Szanowny Mash, wiedział Pan, że jeden radny był milicjantem i co z tego? Mógł pan także wiedzieć, że Krzanowski prowadzi restaurację, Hanusek był wiceprezydentem, pani Bazan dyrektorką szkoły itd. Miałem pominąć wszystko to co akurat Pan już wiedział :)? No bez żartów.

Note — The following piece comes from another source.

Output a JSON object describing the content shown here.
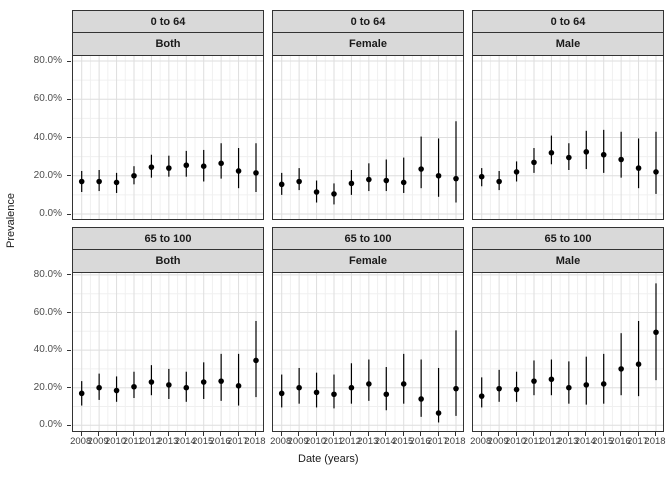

O każdym Radnym napisane jest w zasadzie w ten sam sposób: czym się zajmował, w jakich był komisjach itp. i jak zachował się w najbardziej kontrowersyjnej sprawie z ostatnich miesięcy. I to jest sprawa całego Miasta, a nie konflikt z jednym człowiekiem: http://piotrdyminski.pl/2010/12/02/to-jest-sprawa-calego-miasta/

Że w przypadku Lenika rzeczy, którymi się zajmował można wymienić całkiem sporo to już nie moja wina. Pretensje do pana Lenika, jak widać jest z tego ciekawa dyskusja o EKL.

W sprawie Kolanki faktem jest, że sprawy nie zgłoszono do prokuratury (czyli pewnie złamania prawa nie było), a po odwołaniu go Klub Samorządowy już stołka przewodniczącego Komisji Rewizyjnej nie oddał. Jeżeli uważa Pan, ze Kolanko złamał prawo to proszę się z tym udać do takiego specjalnego budynku przy ul. Czajkowskiego (chociaż to powinni w takim razie już dawno zrobić panowie prezydenci i przewodniczący Rady).

O domniemanej świętości Hejnara za to musiał pan przeczytać gdzieś indziej, bo tutaj nic takiego nie ma.